Rafael Nadal holds up his arms in victory after defeating...

Rafael Nadal holds up his arms in victory after defeating Fernando Verdasco 7-5, 6-3, 6-3, in their quarterfinals match at the 2010 U.S. Open. (Sept. 9, 2010) Credit: Newsday/J. Conrad Williams Jr.

In the late afternoon Thursday was the U.S. Open quarterfinals' pauper division, with 12th-seeded Mikhail Youzhny outlasting No. 25 Stanislas Wawrinka in a knock-down, drag-out affair that lasted four hours and assured the Arthur Ashe Stadium spectators that this is no hit-and-giggle sport.

That left the evening for princely Rafael Nadal, the world's top-ranked player, to strut his stuff against fellow Spaniard Fernando Verdasco, all of it played out amid the Open's new normal of swirling, buffeting winds.

Youzhny's 3-6, 7-6 (7), 3-6, 6-3, 6-3 victory over Wawrinka was the far more punishing of the two matches, and the pair already had put in long hours to arrive at the quarters. Nadal, though he had his serve broken for the first time in the tournament by No. 8 Verdasco in the third game, regrouped on his way to a 7-5, 6-3, 6-4 decision. Verdasco never saw another break point.

Of the dramatic improvement in Nadal's serve, both in speed and placement, Nadal offers no silver bullet nor recent emphasis. "All my life I worked a lot on my serve," he said. "Not just this summer, no; all my life."

He further argued that he had not been serving well in hardcourt events leading up to the Open, "but I started to serve well the week before the tournament, a few days before the tournament started. I changed a little bit the grip, but that's all."

The result has been one more arrow in Nadal's already full quiver of weapons. He was in no danger of having to play 5 hours, 14 minutes against Verdasco, as the two did in Nadal's epic 2009 Australian Open semifinal win.

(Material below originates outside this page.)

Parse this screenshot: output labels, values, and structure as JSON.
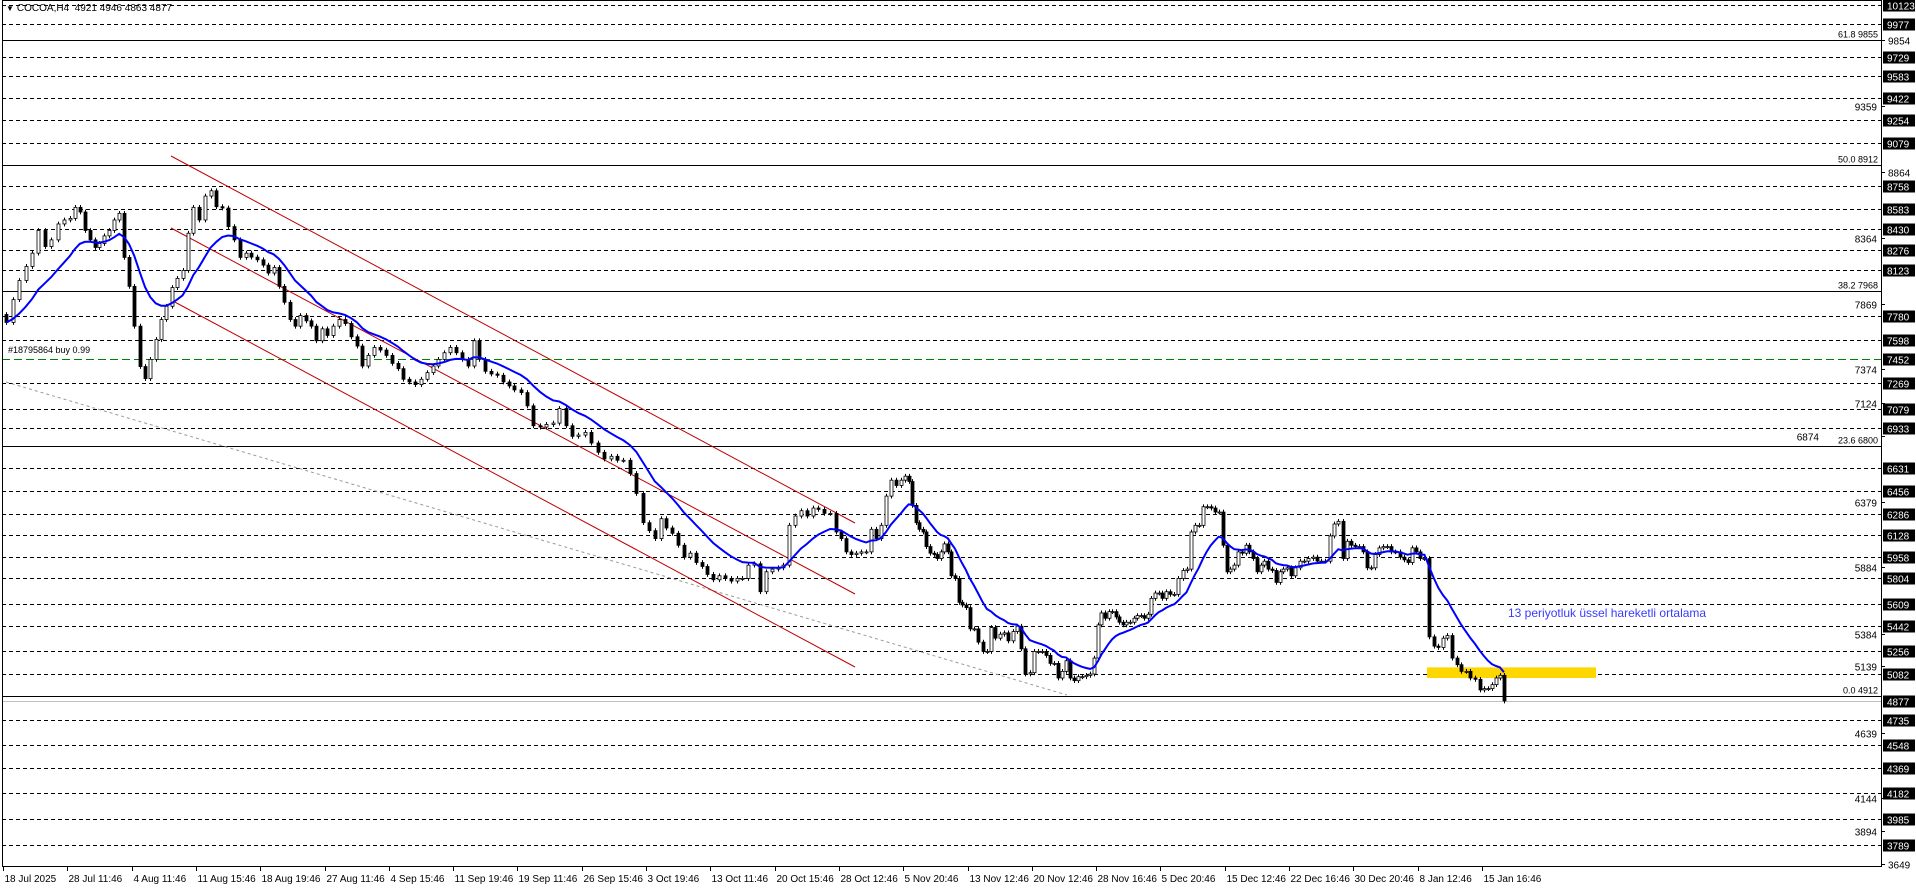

Though the first set took 59 minutes, Nadal steadily put distance between himself and Verdasco thereafter, an ability neither the Russian Youzhny nor the Swiss Wawrinka enjoyed in their rough-and-tumble duel.

Wawrinka was coming off a 4-hour, 28-minute five-set grind against American Sam Querrey, two days after he upset No. 4 Andy Murray in a rugged four-setter.

Youzhny had spent 10 hours and 36 minutes on court in his four previous matches, and guessed he would "start to feel" the effects by today. But he is through to the Open semifinals for the second time in his career, matching his 2006 progress at Flushing Meadows.

Now he gets to play Nadal. And hopes to avoid the royal treatment.